Into this ecosystem comes the spirit of Willie Lincoln.  The president, utterly distraught by Willie's death, comes to visit the body, even going so far as to pick it up and hold it.  This makes Willie a kind of celebrity in the graveyard, and they flock to him to tell their stories, hundreds at a time, as if being held by the living Lincoln makes Willie a little bit closer to resurrection than they.  But children are not meant to stay long in this realm, and the longer Willie stays--he lingers knowing his father might return and pick him again--the more he is at risk for a kind of permanent eternal entrapment.  Hans and Roger do their best to get Willie to let go and pass on, a plot which inspires more of what you might call hijinks than you'd expect.

Though it's a lot of fun, Lincoln in the Bardo is at its best when its in an elegiac mode.  More than anything else, the novel is a meditation on grief and loss.  Lincoln struggles mightily with the loss of his son.  He memorably summarizes the paradox of death this way: "Two passing temporarinesses developed feelings for one another."  And of course, the political context looms large here.  The war is going badly and bloodily for the Union, and Lincoln is deeply aware that he has sent other men's sons to die. 

Saunders recognizes, I'm happy to say, that any novel about the moral implications of the Civil War needs to dwell extensively on black Americans.  Willie's presence helps to bring down a psychic barrier between Oak Hill and the mass grave beyond the nearby fence, letting in a number of the black dead, including former slaves.  These characters provide some of the most profound pathos in the novel.  One man can't figure out why, when his masters were so kind to him, he feels the powerful urge to murder them.  Another meditates that he had his moments of freedom like most men, but is haunted by "[t]he thought, specifically, that other men enjoyed whole lifetimes comprised of such moments."  A victim of rape is utterly mute.  These stories are so vital to the novel because as a nation we still reckon with the political valence of black loss and grief, with our attitude toward black bodies quite literally.  Saunders bends the rules of his world a little to let one of these men to literally walk out of the cemetery inside Lincoln's body.

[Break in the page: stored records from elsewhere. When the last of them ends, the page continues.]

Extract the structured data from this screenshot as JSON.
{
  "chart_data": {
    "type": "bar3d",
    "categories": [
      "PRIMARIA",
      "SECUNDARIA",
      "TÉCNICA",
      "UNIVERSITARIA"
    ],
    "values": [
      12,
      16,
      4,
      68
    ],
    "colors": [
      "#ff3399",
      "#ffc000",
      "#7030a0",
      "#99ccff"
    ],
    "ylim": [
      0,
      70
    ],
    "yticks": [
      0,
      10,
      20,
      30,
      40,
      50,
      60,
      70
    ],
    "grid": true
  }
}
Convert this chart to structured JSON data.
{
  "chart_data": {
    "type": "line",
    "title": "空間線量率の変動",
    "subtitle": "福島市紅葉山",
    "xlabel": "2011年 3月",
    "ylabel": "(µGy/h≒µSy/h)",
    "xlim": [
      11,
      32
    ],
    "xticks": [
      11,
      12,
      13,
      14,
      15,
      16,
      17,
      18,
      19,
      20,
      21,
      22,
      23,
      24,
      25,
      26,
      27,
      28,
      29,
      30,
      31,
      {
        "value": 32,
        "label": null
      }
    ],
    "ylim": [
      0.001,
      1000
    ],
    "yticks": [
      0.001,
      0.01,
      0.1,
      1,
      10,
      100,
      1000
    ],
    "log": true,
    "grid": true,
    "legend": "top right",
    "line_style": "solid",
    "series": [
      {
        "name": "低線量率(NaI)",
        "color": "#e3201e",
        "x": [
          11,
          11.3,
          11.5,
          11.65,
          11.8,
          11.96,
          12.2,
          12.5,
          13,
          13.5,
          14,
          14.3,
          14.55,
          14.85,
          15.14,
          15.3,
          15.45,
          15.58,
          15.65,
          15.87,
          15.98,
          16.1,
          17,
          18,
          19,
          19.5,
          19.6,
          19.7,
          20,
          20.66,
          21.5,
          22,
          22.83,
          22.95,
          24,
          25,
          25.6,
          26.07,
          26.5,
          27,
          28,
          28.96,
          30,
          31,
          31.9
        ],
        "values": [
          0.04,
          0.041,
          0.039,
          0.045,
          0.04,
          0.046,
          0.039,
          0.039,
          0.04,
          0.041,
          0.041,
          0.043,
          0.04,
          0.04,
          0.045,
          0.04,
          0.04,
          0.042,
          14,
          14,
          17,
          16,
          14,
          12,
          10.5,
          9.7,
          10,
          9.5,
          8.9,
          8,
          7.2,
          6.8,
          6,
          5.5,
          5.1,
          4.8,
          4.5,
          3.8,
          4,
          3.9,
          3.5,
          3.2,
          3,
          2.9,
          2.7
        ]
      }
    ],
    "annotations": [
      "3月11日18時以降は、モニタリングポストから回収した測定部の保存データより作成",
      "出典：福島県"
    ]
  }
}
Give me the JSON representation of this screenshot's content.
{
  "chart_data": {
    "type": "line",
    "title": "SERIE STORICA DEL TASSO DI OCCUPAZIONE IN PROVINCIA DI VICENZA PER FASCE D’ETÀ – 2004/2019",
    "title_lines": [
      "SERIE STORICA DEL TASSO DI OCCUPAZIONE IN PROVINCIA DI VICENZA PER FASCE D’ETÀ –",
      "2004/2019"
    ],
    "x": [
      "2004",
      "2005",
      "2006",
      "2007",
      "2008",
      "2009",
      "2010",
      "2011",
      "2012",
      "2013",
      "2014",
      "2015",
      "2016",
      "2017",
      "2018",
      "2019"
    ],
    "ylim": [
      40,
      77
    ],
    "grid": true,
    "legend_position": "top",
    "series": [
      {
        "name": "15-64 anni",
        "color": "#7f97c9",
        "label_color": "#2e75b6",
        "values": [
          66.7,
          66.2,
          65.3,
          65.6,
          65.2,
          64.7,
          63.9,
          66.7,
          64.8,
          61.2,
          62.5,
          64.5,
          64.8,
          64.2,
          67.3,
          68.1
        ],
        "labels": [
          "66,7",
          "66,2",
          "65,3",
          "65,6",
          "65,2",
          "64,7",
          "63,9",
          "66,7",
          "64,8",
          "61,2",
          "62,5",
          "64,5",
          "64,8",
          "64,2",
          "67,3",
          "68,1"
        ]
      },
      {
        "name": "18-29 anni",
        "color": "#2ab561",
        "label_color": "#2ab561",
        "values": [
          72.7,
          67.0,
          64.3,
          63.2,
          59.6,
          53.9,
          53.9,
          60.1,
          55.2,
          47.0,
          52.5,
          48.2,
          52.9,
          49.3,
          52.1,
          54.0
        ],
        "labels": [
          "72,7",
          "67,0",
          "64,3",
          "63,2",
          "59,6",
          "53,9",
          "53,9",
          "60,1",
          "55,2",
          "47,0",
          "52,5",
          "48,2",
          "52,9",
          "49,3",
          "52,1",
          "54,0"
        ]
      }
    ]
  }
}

I can say, hands down, this is the funniest novel about a cemetery featuring a man with a comically large penis that I have ever read.  If that praise is too faint, I'll add this: Lincoln in the Bardo is a tremendous exploration of what it means to die, to lose, to grieve.  May all our deaths be as full of joy as Willie Lincoln's, when he finally realizes he is dead:

All is    All is allowed now    All is allowed me now    All is allowed lightlightlight me now

Getting up out of bed and going down to the party, allowed

Candy bees, allowed

Chunks of cake, allowed!

Punch (even rum punch), allowed!

Let that band play louder!

Swinging from the chandelier, allowed; floating up to the ceiling, allowed going to the window to have a look out, allowed allowed allowed!